If the term “accounting noise” is new to you, the phenomenon is not likely to be. When a firm is trying to make its financial situation look better, or worse, than it actually is, and it is bending or even breaking Generally Accepted Accounting Principles, it is engaged in accounting noise.
It is to be expected that most companies will “fudge” a bit when presenting the public picture of their financial situation, and that is exactly why investors should read such statements very carefully. This includes reading footnotes, financial statements and any other validating documents they can get their hands upon. This kind of behavior is questionable, but incidental.
Other firms may deliberately engage in a pattern of behavior and abuse that involves manipulating their earnings in order to look like they are in a good position, when they are not. This may also be called aggressive accounting.
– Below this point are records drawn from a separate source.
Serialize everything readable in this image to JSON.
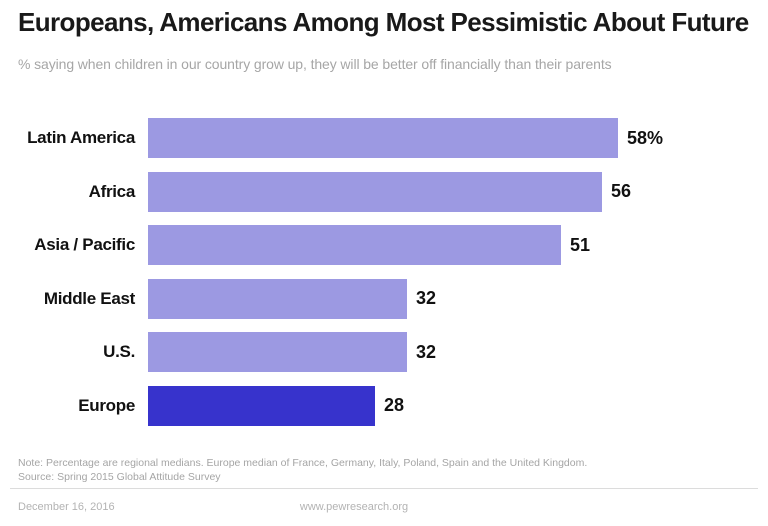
{
  "header": {
    "title": "Europeans, Americans Among Most Pessimistic About Future",
    "subtitle": "% saying when children in our country grow up, they will be better off financially than their parents"
  },
  "chart_data": {
    "type": "bar",
    "orientation": "horizontal",
    "categories": [
      "Latin America",
      "Africa",
      "Asia / Pacific",
      "Middle East",
      "U.S.",
      "Europe"
    ],
    "values": [
      58,
      56,
      51,
      32,
      32,
      28
    ],
    "value_labels": [
      "58%",
      "56",
      "51",
      "32",
      "32",
      "28"
    ],
    "highlight_index": 5,
    "bar_color": "#9c99e2",
    "highlight_color": "#3733cc",
    "xlim": [
      0,
      58
    ],
    "grid": false,
    "legend": false
  },
  "footer": {
    "note": "Note: Percentage are regional medians. Europe median of France, Germany, Italy, Poland, Spain and the United Kingdom.",
    "source": "Source: Spring 2015 Global Attitude Survey",
    "date": "December 16, 2016",
    "site": "www.pewresearch.org"
  }
}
For the investor who gets taken in by such a scam the cost can be significant. A company which is struggling might manipulate the appearance of its earnings, creating accounting noise to disguise the underlying problems. Investing in such a company is a very poor risk, but the noise may hide the truth.
The best way to avoid being taken in by accounting noise is to learn how to properly read financial statements and mine the correct information. Don’t be taken in by glowing reports issued by the company – do your research independent of anything offered by your potential investment. People might lie, but figures, and an understanding of what activities the company is involved in, rarely do.